Está em causa um Acórdão do Tribunal de Justiça da União Europeia, datado de 22 de dezembro de 2022 (processo n.º C-392/21), que tem por objeto um pedido de decisão prejudicial apresentado, nos termos do artigo 267. ° TFUE, pela Curtea de Apel Cluj (Tribunal de Recurso de Cluj, Roménia), por Decisão de 12 de abril de 2021, que deu entrada no Tribunal de Justiça em 24 de junho de 2021, no processo TJ contra Inspectoratul General pentru Imigrări.
Neste Acórdão faz-se alusão a regras específicas de direito romeno, mas também à Diretiva 90/270/CEE do Conselho, de 29 de maio de 1990, diploma que se encontra transposto para a ordem jurídica portuguesa através do Decreto-Lei n.º 349/93, de 1 de outubro.
De facto, nos termos da referida Diretiva “sempre que os resultados dos exames médicos o exigirem e os dispositivos normais de correção não puderem ser utilizados, devem ser facultados aos trabalhadores dispositivos especiais de correção concebidos para o tipo de trabalho desenvolvido”.
Ora, será de entender – como parece estar a suceder de modo massificado – que esta regra se aplica, sem mais, às entidades empregadoras portuguesas, que ficam assim obrigadas a suportar o custo dos óculos de todos os seus trabalhadores?
A resposta terá de ser negativa. Dir-se-á, até, que tal interpretação peca por simplista e falaciosa, podendo ser, no limite, geradora de conflitualidade laboral.
Em primeiro lugar, o artigo em questão refere que devem ser periodicamente realizados os exames médicos adequados, dos olhos e da visão, aos trabalhadores que trabalhem com ecrãs.
Por outro lado, não se pode entender, ao contrário do que parece resultar do texto da maioria das notícias que se encontram a circular sobre o tema, que o mero facto dos trabalhadores trabalharem com ecrãs, lhes confere automaticamente o direito a óculos pagos pela empresa.
Pelo contrário, apenas se dos exames realizados resultar um agravamento do estado da visão dos trabalhadores – que se encontra intimamente relacionado com a utilização dos ecrãs e a forma como essa utilização é feita – é que o empregador deverá facultar “dispositivos especiais de correção”, nos quais se podem incluir óculos.

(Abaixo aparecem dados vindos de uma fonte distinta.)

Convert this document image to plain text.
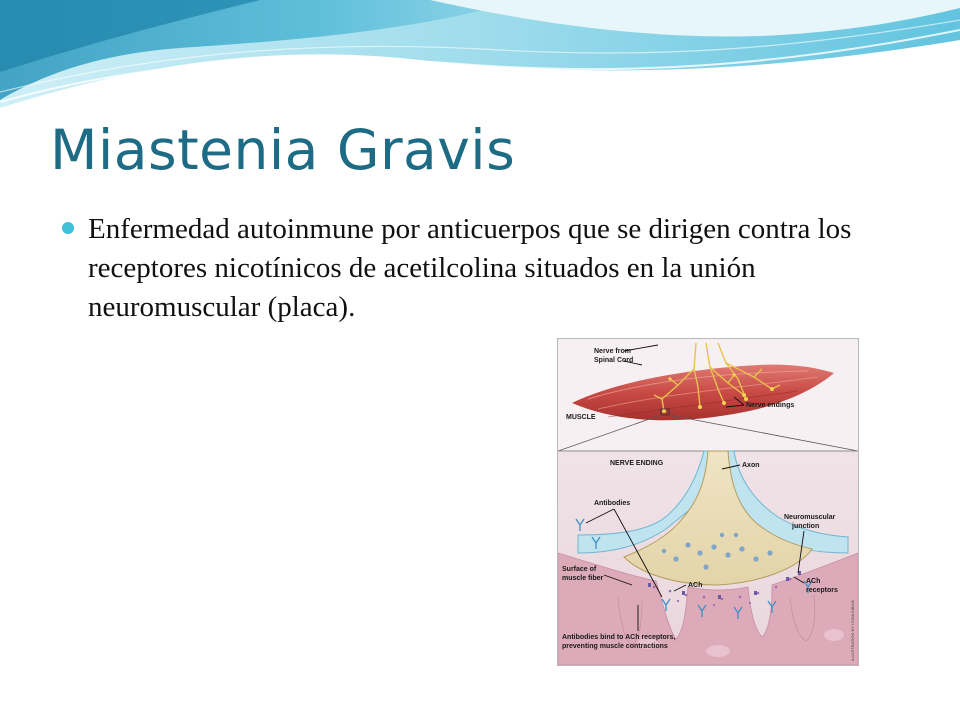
Miastenia Gravis
Enfermedad autoinmune por anticuerpos que se dirigen contra los receptores nicotínicos de acetilcolina situados en la unión neuromuscular (placa).
Nerve from
Spinal Cord
MUSCLE
Nerve endings
NERVE ENDING	Axon
Antibodies
Neuromuscular
junction
Surface of
muscle fiber
ACh
ACh
receptors
Antibodies bind to ACh receptors,
preventing muscle contractions	ILLUSTRATION BY LYDIA KIBIUK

Em resumo, e numa tentativa de procurar aclarar esta questão, dir-se-á que a decisão do TJUE não implica necessariamente que as empresas tenham de pagar os óculos eventualmente utilizados pelos seus trabalhadores, mas tão somente alertar para o facto de existirem, já desde 1993, normas no próprio ordenamento jurídico nacional que obrigam à vigilância médica dos trabalhadores que utilizam ecrãs, e à correção de eventuais problemas detetados em virtude dessa utilização, por parte dos empregadores.